Nostalgia is a Dangerous Thing…Especially in Politics
Nostalgia is a dangerous thing. It infects the mind and slowly takes hold altering opinions and beliefs despite what history said. I know many people who think the world and our nation is getting worse. The percentage of Americans who think the country has gotten off track is growing, and while some of that can be attributed to the current economic times we’re facing, it seems consistent with the effects of nostalgia. Politicians evoke it all the time. Nostalgia itself isn’t the problem. I look back on my childhood and remember the good times and smooth out some of the roughness of the bad times. We all do it. The problem is when we apply it to our history and our politics.
Politicians love nostalgia, particularly the conservative ones. They like to convince their base that things are changing too fast and would be better if they were just like they used to be. The entire notion of conservatism is not founded on nostalgia, but on preserving traditions and the status quo. Of course no rational minded conservative would preserve things that are violations of human rights even if they used to be practiced. The irrational ones do, but they are the ones besides themselves with nostalgia. And politicians, who are smarter and know better, understand that getting the votes of those people requires an emotional plea recalling a “better time” when things weren’t so different like they are today. Of course liberals do it too.
The governor of Virginia recently let loose a bit of nostalgia that’s landed him in hot water. The favorite nostalgic game many Americans like to play is that of the Confederacy during the Civil War. Those who like to be nostalgic claim the war wasn’t about slavery but state’s rights…to have slaves that is. There was no single bigger issue than slavery at the time of the Civil War and even at the time of the Revolution slavery was an issue. We simply delayed the argument for nearly a hundred years is all. The Confederacy is looked back upon as a romantic fight for what they believed in. Sure it was misguided, but they were defending their home from a more powerful aggressor and we Americans sure do love the notion of such a fight. So are the Muslim terrorists we’re fighting today, and yet I doubt many of those who look back with nostalgia on the Confederacy would afford Al Qaeda the same kind view. Maybe in another hundred years or so? I won’t hold my breath.
But this is where nostalgia gets us into trouble. The South in particular has been very good at remembering the past the way they’d like to. Pleasant plantation life, fine warriors like Robert E. Lee, and a host of other things that have some basis in truth but lack the complete picture. Lee was brilliant, but also foolish. He took risks that no commander should’ve and he finally paid for them at Gettysberg and in ma. And yet if you were to tell that to a Southern Nostalgist (no, it’s not a word but it should be) they’d argue all day how wrong that assessment of Lee is. It is however historically accurate. The Confederacy gets very good treatment by historians and those in the South despite the simple fact that they were fighting to deny human beings their rights. That’s the simple truth of it, but of course they claim the truth isn’t so simple. And yet on other things, such as fighting Muslims terrorists, it is that simple. That’s the first rule of nostalgia. The simple rules that apply to others don’t apply to their own nostalgic version of history.

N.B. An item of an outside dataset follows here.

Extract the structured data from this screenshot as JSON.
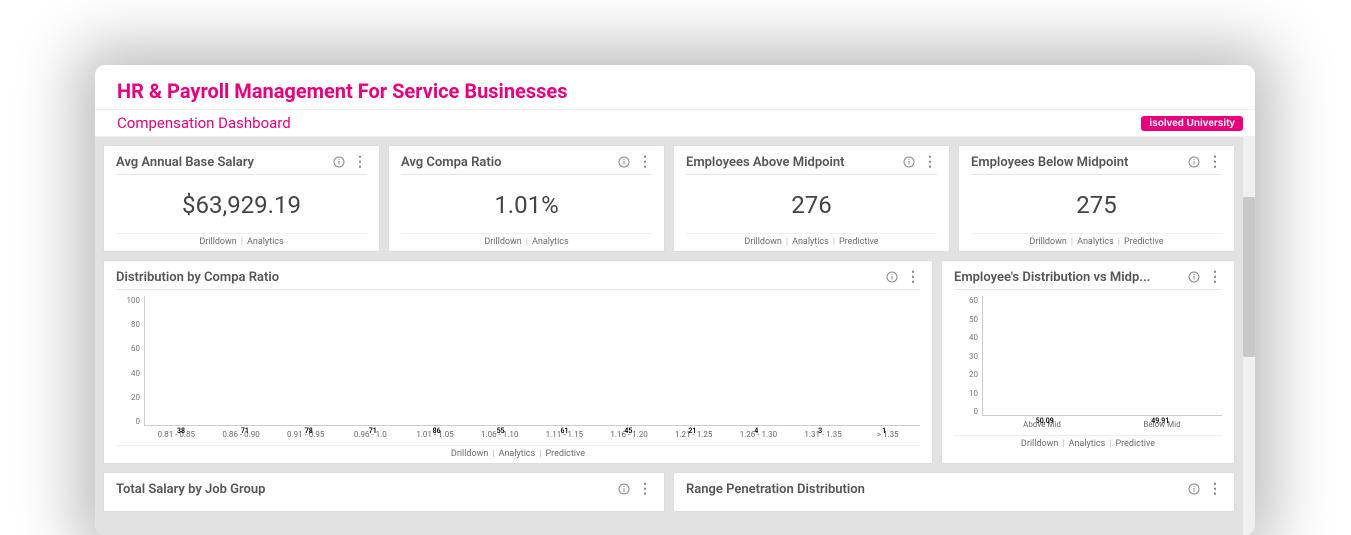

As for the world getting worse, I frankly don’t see it. In fact, I think the world is getting better. I know many of us like to think that the 1950’s were great times for America, but ask black people about how great those times were and you’ll get a different story. Today we are living closer to the high ideals laid out in our Declaration of Independence and our Constitution. We are still not there, but closer than we were when we allowed slavery to exist, or giant corporations to form trusts that could abuse the market and the government and in turn the people. Women didn’t used to be able to vote. They could be beaten with a switch no thicker than a man’s thumb (hence the origin of the phrase ‘rule of thumb’). We used to allow children to work twelve hours a day or more and pay them next to nothing for it. We used to have no safety net for the poor, elderly, or unfortunate. And we used to have standards of living that were much lower. We didn’t understand diseases the way we do now nor have the medicines and medical procedures to cure them. We didn’t understand our universe the way we do now and as a result we’ve seen great advancements in both our technology and our humanity. We still have a long way to go of course, but I just don’t see how things are getting worse.